“你要做的事,一个人怕是很难完成,你需要个知根知底的左膀右臂,在宸水垒培养自己的势力,这应该是你筹谋的第一步,而我,可以成为这个人,好用又少言,并且我甘愿听你差遣,怎么样?”
陈洗俗谨慎道:“我为何信你?你又为何找我?”
“因为你的眼神不一样。你的眼神,是空的。我相信拥有这样眼神的人,不会只是默默无闻的。我愿意追随强者,给自己挣一条活路。至于你信不信我,我都把话说到这个份上了,足以证明我的诚意,最后的决定,还是取决于你。”
陈洗俗衡量了一下,然后讥诮:“你这样的人,连死人都没见过,会做什么?我可不要指捏绣花针的人。”
孙辛坚自嘲的笑笑,眼眸却瞬间不一样了,是一种撼人的坚定:“不就是杀人吗?我也想看看我到底能不能杀人。”
“那你就杀一个人给我看看,至于进宸水垒的事,也就好商量了。”
孙辛坚低下了头,再抬头时,一片雪花正巧从他鼻梁划过,他浅浅的道了声:“好,我正好也有想杀的人呢。”

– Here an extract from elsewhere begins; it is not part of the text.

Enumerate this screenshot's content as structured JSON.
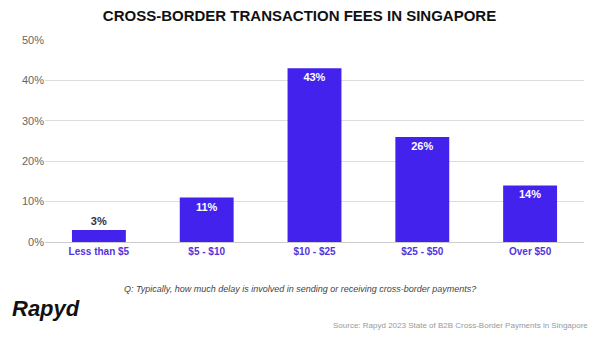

孙辛坚杀了人,陈洗俗也履行了承诺,他如愿地进入宸水垒,与陈洗俗成了同期弟子,也成了他的左膀右臂。
冬天还没过,宸水垒地处阴凉,压在黑松枝上的雪始终没有融化的迹象,一针针松叶间卡着薄薄的雪堆,被风惊扰的簌簌抖落。宸水垒中,几个湖泊被冻成了冰镜,折射着模糊了的人影,倒影了其中的行色匆忙。
他们在这样的冬日,修习着宸水垒的式法,努力的活着。孙辛坚似乎也不再是他利用的左膀右臂,他成了他唯一的朋友,也是防备的朋友。